In a statement, TUT said it was sending a worker to inspect the damage and had notified the Department of Conservation (DoC) as the hut's owner.
It was not responsible for the destruction of Otamatuna hut, TUT said.
“Te Uru Taumatua is abiding by the current interim order of the High Court from November that no huts be removed from Te Urewera pending a substantive hearing on the matter.
“Te Uru Taumatua's hut decommissioning programme, while described as “burning” in the media, involved methodical deconstruction with burning as only one part of the process, and was carried out subject to strict health and safety procedures by supervised teams in appropriate weather,” the statement said.
The Department of Conservation said it had reported the fire to police.

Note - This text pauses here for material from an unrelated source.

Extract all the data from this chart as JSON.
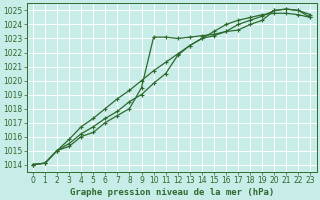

The incident has caused concern among some locals and conservationists.
Former Te Urewera Mainland Island kōkako recovery project manager Pete Shaw, whose objections to many aspects of TUT's management of Te Urewera have been widely reported, told RNZ this week the latest fire was a “travesty”.
“It's just part of the ongoing degradation of Te Urewera under Te Uru Taumatua. They've let the tracks grow over, they've let the weeds run rampant, they've let the pests go ballistic,” Shaw said.
But a trustee of Tetaiahape Marae in the Waimana Valley, Matt Te Pou, told RNZ he believed the fire was someone getting up to a “bit of mischief”.
“I'm certainly of the view that it's not anyone in Te Uru Taumatua that would do that. Those who were originally burning those huts were doing it under instruction.
“There's a legal case on that to protect the final huts that are there, so I don't see it as Te Uru Taumatua, because what would they gain out of it? They'd gain nothing.”